As a dog owner, you will someday come home to discover unexpected damage to your shoes, couches, carpets, or other items. While dogs extensively use their senses of sight and smell when exploring their surroundings, they also use their mouths to explore their environment and learn new things. Thankfully, you can guide your dog’s chewing in the right direction so that they do not jeopardize their safety or damage objects that are dear to you.
However, the best treatment is to avoid chewing until your furry BFF figures out what they should and should not chew. Avoid a costly visit to the doctor by preparing your furry companion through a k9 training class so they can stay healthy and aware of their environment;
- Get To Know Your Furry Friend
Puppies, like newborns or toddlers, investigate their surroundings by putting objects in their mouths. At the same time, they teethe for about six months, just like newborns, which can be painful. Chewing objects help them with teething and soothes their aching gums.
On the contrary, adult dogs sometimes indulge in harmful chewing for various reasons, such as stress or overcoming boredom. To stop this habit, it is best first to find out why your dog is chewing – and while at it, understand that they are not chewing to annoy you. Among the possible causes of harmful chewing are:
- They are disinterested.
- They struggle with separation anxiety.
- Their behavior is motivated by fear, and they use chewing as a coping mechanism.
- Chewing feels good to them.
- As puppies, they were not taught what is appropriate to chew and what is not.
- They have no experience with chewing toys that are both suitable and safe.
If you suspect your puppy’s chewing behavior is due to severe anxiety, you should see a behavior specialist to treat anxiety-related habits and separation anxiety problems.
Teach Your Dogs What To Chew
To teach your dog what to chew on, you can do the following:
- Take Responsibility For Your Possessions
Make the items that attract your dogs inaccessible if you do not want them to chew on them. Clothes, shoes, magazines, trash, sunglasses, and game controllers should be out of reach of your furry friend. The easiest way is to keep garbage in a closet or cordon off places with appealing items.
- Give Them Toys Easily Distinguishable From Everyday Objects
You can mislead your dogs if you give them shoes or socks as toys and then expect them to tell the difference between your shoe and their shoe. Keep an eye on your puppy until they routinely start chewing on appropriate objects.
- Supervise Your Pup
Put a collar on your dog when they’re in the house to prevent him from making mistakes or restrict his access to certain areas. Choose a puppy-safe area and provide clean water and safe toys. If you’re cage training your puppy, you can confine him to his cage for short periods. Remember that you shouldn’t use kennels for punishment. Instead, they should be places where your puppy feels comfortable. Keep in mind that baby gates and exercise pens are equally helpful.
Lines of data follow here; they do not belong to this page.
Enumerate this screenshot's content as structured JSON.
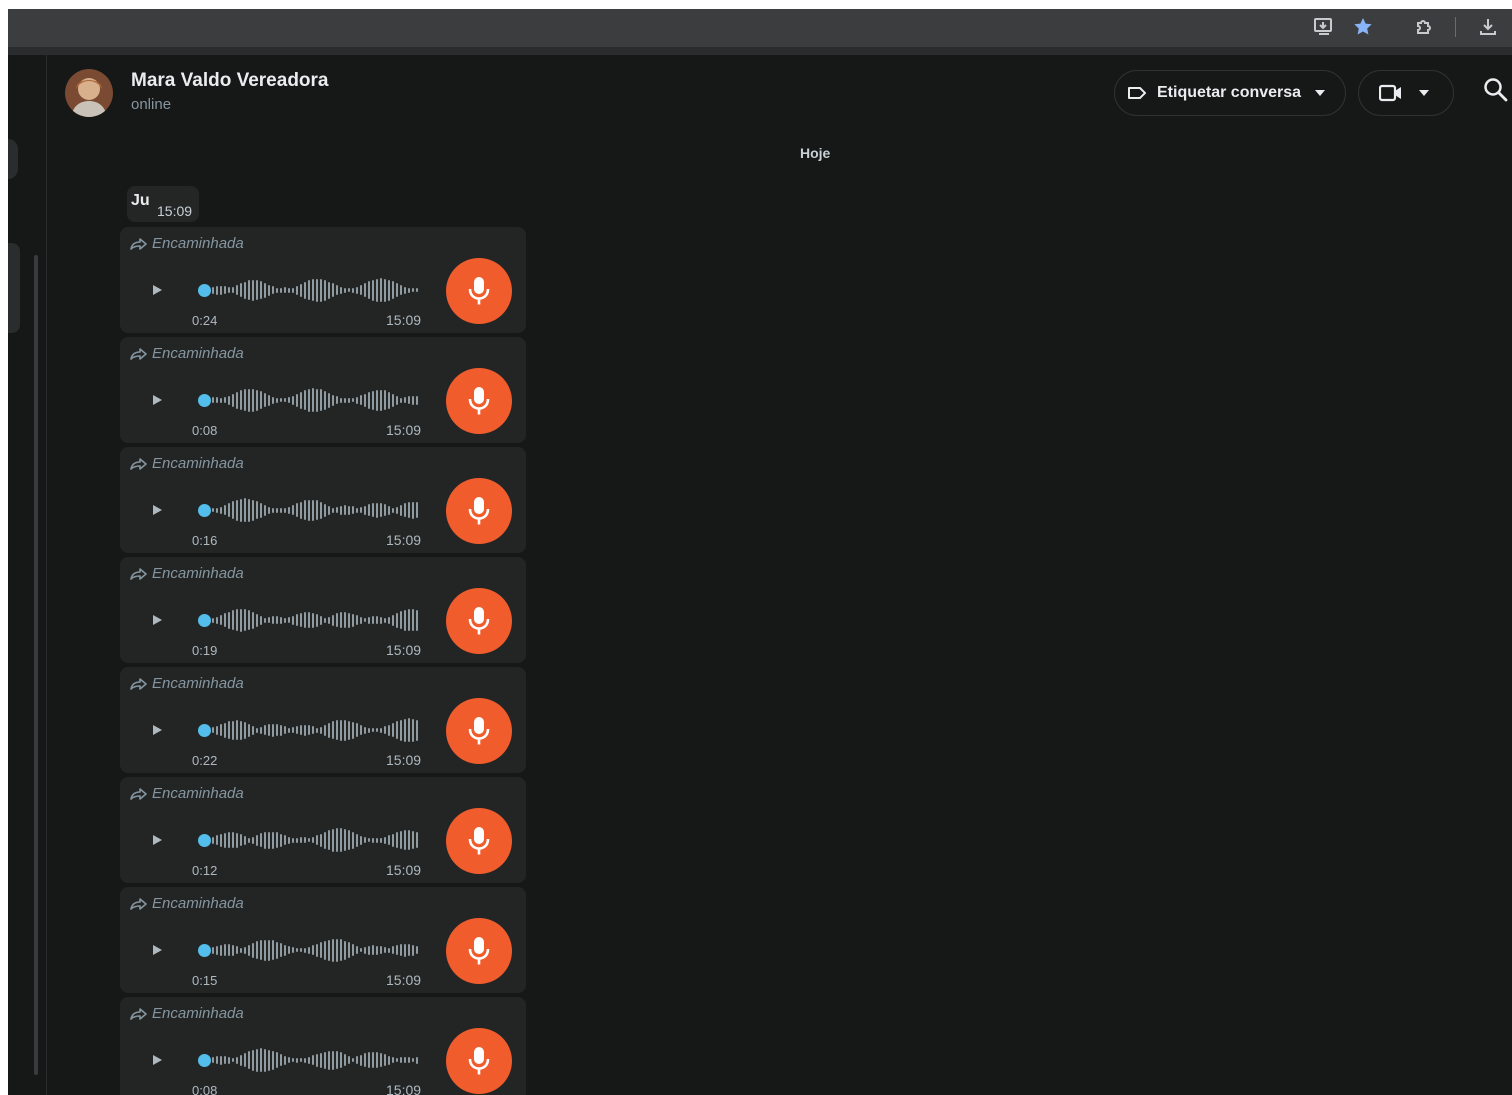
{
  "browser": {
    "icons": [
      "install-app-icon",
      "bookmark-star-icon",
      "extensions-icon",
      "download-icon"
    ],
    "accent": "#8ab4f8"
  },
  "header": {
    "contact_name": "Mara Valdo Vereadora",
    "status": "online",
    "label_button": "Etiquetar conversa",
    "icons": [
      "label-icon",
      "chevron-down-icon",
      "video-call-icon",
      "search-icon"
    ]
  },
  "chat": {
    "day_separator": "Hoje",
    "sender_message": {
      "text": "Ju",
      "time": "15:09"
    },
    "voice_messages": [
      {
        "forward_label": "Encaminhada",
        "duration": "0:24",
        "time": "15:09"
      },
      {
        "forward_label": "Encaminhada",
        "duration": "0:08",
        "time": "15:09"
      },
      {
        "forward_label": "Encaminhada",
        "duration": "0:16",
        "time": "15:09"
      },
      {
        "forward_label": "Encaminhada",
        "duration": "0:19",
        "time": "15:09"
      },
      {
        "forward_label": "Encaminhada",
        "duration": "0:22",
        "time": "15:09"
      },
      {
        "forward_label": "Encaminhada",
        "duration": "0:12",
        "time": "15:09"
      },
      {
        "forward_label": "Encaminhada",
        "duration": "0:15",
        "time": "15:09"
      },
      {
        "forward_label": "Encaminhada",
        "duration": "0:08",
        "time": "15:09"
      }
    ]
  },
  "colors": {
    "background": "#161717",
    "bubble": "#232525",
    "mic_badge": "#f15c2d",
    "progress_dot": "#53bdeb"
  }
}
Stimulate Your Puppy Mentally And Physically
When a dog struggles with boredom, it will find something to entertain it. Exhausted dogs, on the other hand, are often quiet. Therefore, make sure they get enough physical and mental stimulation. The amount of activity they need should depend on their health, age, condition, and species. Daily walks and other outdoor activities are essential for their health, but it’s more fulfilling to let them smell than to try to do power walks. A reliable doggie daycare is a beautiful solution for energetic pups who love the company of other dogs.
Build Toys Into Your Regular Routine
Give meals in puzzles or Kong toys instead of bowls. For skilled chewers, fill the holes of the puzzle toy with canned peanut butter or cheese and freeze it overnight before offering it to them. Be sure to rotate the toys – new objects are much more entertaining for your dog than gnawing on the same old toys. Hide some toys and release them when you need to entertain your dog.
Have Reasonable Expectations
Your furry friend will surely devour something valuable at some point; it’s a common habit when settling in a new place. It will take your dog some time to figure out where and what chew toys are acceptable. To prepare them, ensure the unacceptable items are out of reach.
You may be concerned about what your dog chews sometimes. If you teach your pups to trade unacceptable things for treats, they will learn to give up even the most pleasant items. The cornerstone of an enjoyable time with your pet is building and maintaining a positive, trusting relationship with your dog.